Exisiting solutions:

  • TeamCity

Even I was or I’m using all of them and because of linux-based machine, my hidden favorite was TeamCity. It looks more “professional” that Jenkins :).

Setup

So, let’s setup it. I have established the smallest Azure virtual machine:

Standard Virtual Machine A0 (Shared core, 768 MB memory) with Ubuntu Server 14.04 LTS. I thought it is enought – there will be wiki which uses almost no resources and CI itself, which consume more resources only it is doing something – building, testing or deploying. I have established TeamCity, run it and … nothing. OutOfMemory on the machine. Even I have set different arguments for the JVM,TC neeed more. So I have found that minimal requirements are 750MB only for the JVM (https://confluence.jetbrains.com/display/TCD8/Installing+and+Configuring+the+TeamCity+Server#InstallingandConfiguringtheTeamCityServer-SettingUpMemorysettingsforTeamCityServer).

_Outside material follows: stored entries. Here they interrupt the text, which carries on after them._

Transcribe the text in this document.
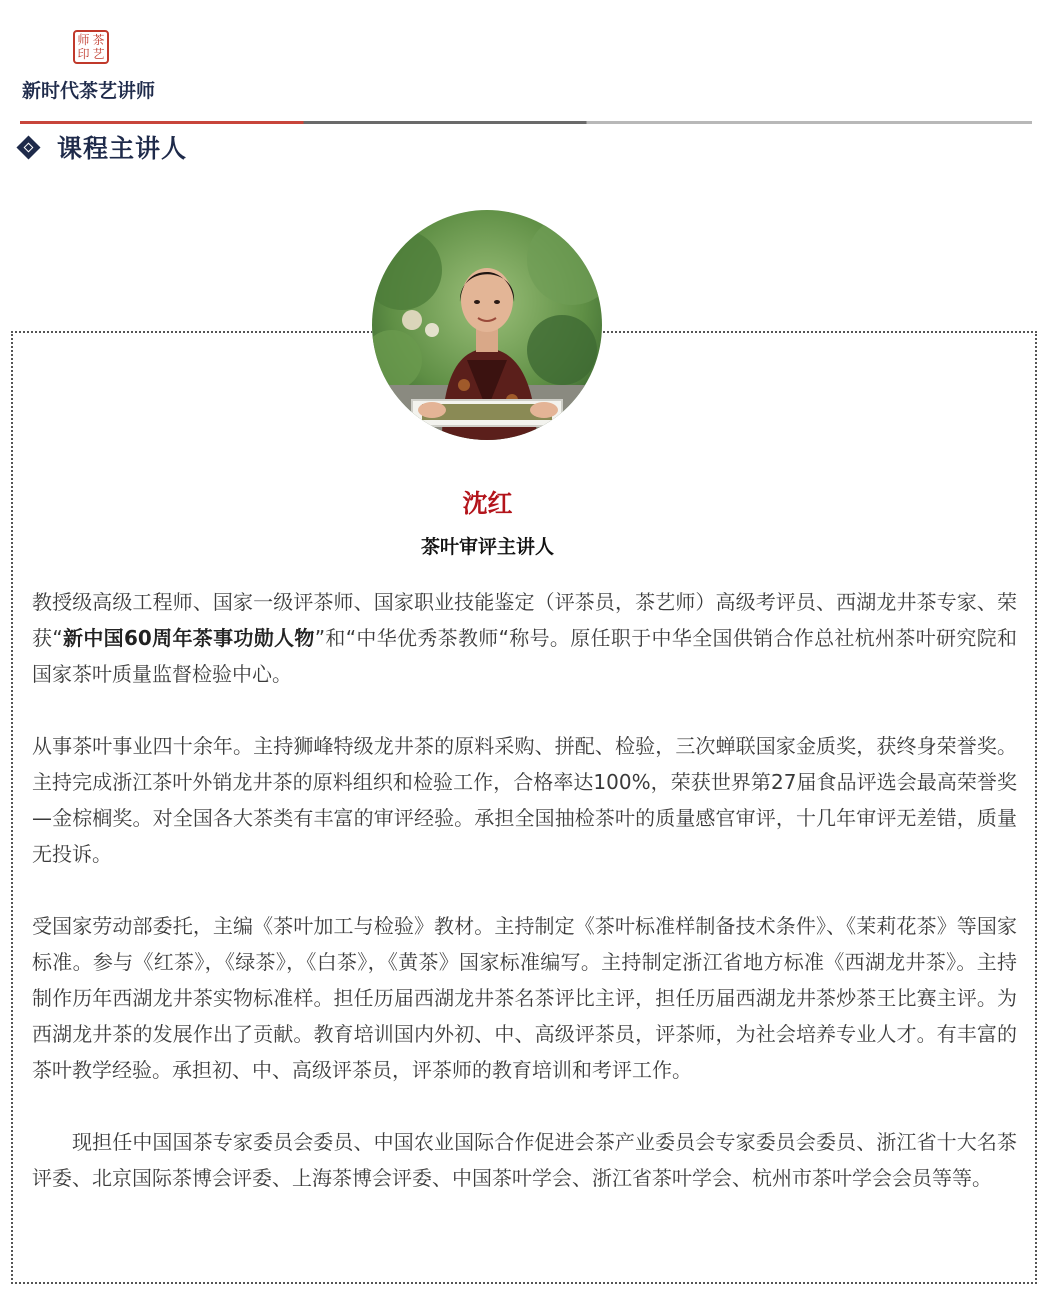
师 茶
印 艺
新时代茶艺讲师
课程主讲人
沈红
茶叶审评主讲人

教授级高级工程师、国家一级评茶师、国家职业技能鉴定（评茶员，茶艺师）高级考评员、西湖龙井茶专家、荣获“新中国60周年茶事功勋人物”和“中华优秀茶教师“称号。原任职于中华全国供销合作总社杭州茶叶研究院和国家茶叶质量监督检验中心。

从事茶叶事业四十余年。主持狮峰特级龙井茶的原料采购、拼配、检验，三次蝉联国家金质奖，获终身荣誉奖。主持完成浙江茶叶外销龙井茶的原料组织和检验工作，合格率达100%，荣获世界第27届食品评选会最高荣誉奖—金棕榈奖。对全国各大茶类有丰富的审评经验。承担全国抽检茶叶的质量感官审评，十几年审评无差错，质量无投诉。

受国家劳动部委托，主编《茶叶加工与检验》教材。主持制定《茶叶标准样制备技术条件》、《茉莉花茶》等国家标准。参与《红茶》，《绿茶》，《白茶》，《黄茶》国家标准编写。主持制定浙江省地方标准《西湖龙井茶》。主持制作历年西湖龙井茶实物标准样。担任历届西湖龙井茶名茶评比主评，担任历届西湖龙井茶炒茶王比赛主评。为西湖龙井茶的发展作出了贡献。教育培训国内外初、中、高级评茶员，评茶师，为社会培养专业人才。有丰富的茶叶教学经验。承担初、中、高级评茶员，评茶师的教育培训和考评工作。

现担任中国国茶专家委员会委员、中国农业国际合作促进会茶产业委员会专家委员会委员、浙江省十大名茶评委、北京国际茶博会评委、上海茶博会评委、中国茶叶学会、浙江省茶叶学会、杭州市茶叶学会会员等等。
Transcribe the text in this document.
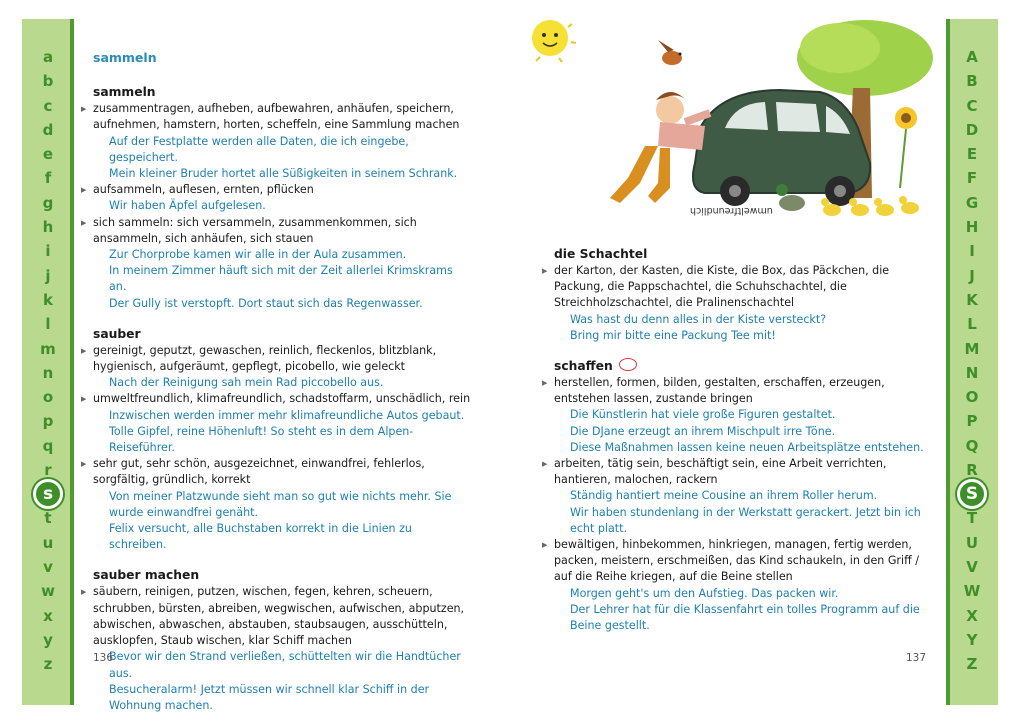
a
b
c
d
e
f
g
h
i
j
k
l
m
n
o
p
q
r
s
t
u
v
w
x
y
z
A
B
C
D
E
F
G
H
I
J
K
L
M
N
O
P
Q
R
S
T
U
V
W
X
Y
Z
sammeln
sammeln
▶ zusammentragen, aufheben, aufbewahren, anhäufen, speichern, aufnehmen, hamstern, horten, scheffeln, eine Sammlung machen
Auf der Festplatte werden alle Daten, die ich eingebe, gespeichert.
Mein kleiner Bruder hortet alle Süßigkeiten in seinem Schrank.
▶ aufsammeln, auflesen, ernten, pflücken
Wir haben Äpfel aufgelesen.
▶ sich sammeln: sich versammeln, zusammenkommen, sich ansammeln, sich anhäufen, sich stauen
Zur Chorprobe kamen wir alle in der Aula zusammen.
In meinem Zimmer häuft sich mit der Zeit allerlei Krimskrams an.
Der Gully ist verstopft. Dort staut sich das Regenwasser.
sauber
▶ gereinigt, geputzt, gewaschen, reinlich, fleckenlos, blitzblank, hygienisch, aufgeräumt, gepflegt, picobello, wie geleckt
Nach der Reinigung sah mein Rad piccobello aus.
▶ umweltfreundlich, klimafreundlich, schadstoffarm, unschädlich, rein
Inzwischen werden immer mehr klimafreundliche Autos gebaut.
Tolle Gipfel, reine Höhenluft! So steht es in dem Alpen-Reiseführer.
▶ sehr gut, sehr schön, ausgezeichnet, einwandfrei, fehlerlos, sorgfältig, gründlich, korrekt
Von meiner Platzwunde sieht man so gut wie nichts mehr. Sie wurde einwandfrei genäht.
Felix versucht, alle Buchstaben korrekt in die Linien zu schreiben.
sauber machen
▶ säubern, reinigen, putzen, wischen, fegen, kehren, scheuern, schrubben, bürsten, abreiben, wegwischen, aufwischen, abputzen, abwischen, abwaschen, abstauben, staubsaugen, ausschütteln, ausklopfen, Staub wischen, klar Schiff machen
Bevor wir den Strand verließen, schüttelten wir die Handtücher aus.
Besucheralarm! Jetzt müssen wir schnell klar Schiff in der Wohnung machen.
umweltfreundlich
die Schachtel
▶ der Karton, der Kasten, die Kiste, die Box, das Päckchen, die Packung, die Pappschachtel, die Schuhschachtel, die Streichholzschachtel, die Pralinenschachtel
Was hast du denn alles in der Kiste versteckt?
Bring mir bitte eine Packung Tee mit!
schaffen
▶ herstellen, formen, bilden, gestalten, erschaffen, erzeugen, entstehen lassen, zustande bringen
Die Künstlerin hat viele große Figuren gestaltet.
Die DJane erzeugt an ihrem Mischpult irre Töne.
Diese Maßnahmen lassen keine neuen Arbeitsplätze entstehen.
▶ arbeiten, tätig sein, beschäftigt sein, eine Arbeit verrichten, hantieren, malochen, rackern
Ständig hantiert meine Cousine an ihrem Roller herum.
Wir haben stundenlang in der Werkstatt gerackert. Jetzt bin ich echt platt.
▶ bewältigen, hinbekommen, hinkriegen, managen, fertig werden, packen, meistern, erschmeißen, das Kind schaukeln, in den Griff / auf die Reihe kriegen, auf die Beine stellen
Morgen geht's um den Aufstieg. Das packen wir.
Der Lehrer hat für die Klassenfahrt ein tolles Programm auf die Beine gestellt.
136	137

Ok, lets set better machine – Standard Virtual Machine A1 (1 core, 1.75 GB memory). TC was running. But the ‘feeling’ from the browsing was ‘slow’. So I established simple build of the Python project. It was running fine and the build was successful. Nice. But the second build failed – not enought memory. What?! Next Azure VM A2 has 3.5 GB memory which is needless!

Sorry TeamCity. The last change was Jenkins. Set A0 again, setup build, run and … success! Run it again, again, again and fail. Check the logs … not enought memory. Ok, after five minutes of cursing on greedy JVM, I setup A1 back. Jenkins web was ‘very fast’. Seems good, lets try to run multiple builds, multiple times to be sure. So after 20 successful builds, no memory execption and check of VM memory consumption, it seems it is enought (but I will see in the future)!

Conclusion

I have to say that it was surprising to me that even you want to have own CI for a few of  your projects and run it ourself, you need a quite strong machine to be able to have proper running CI service.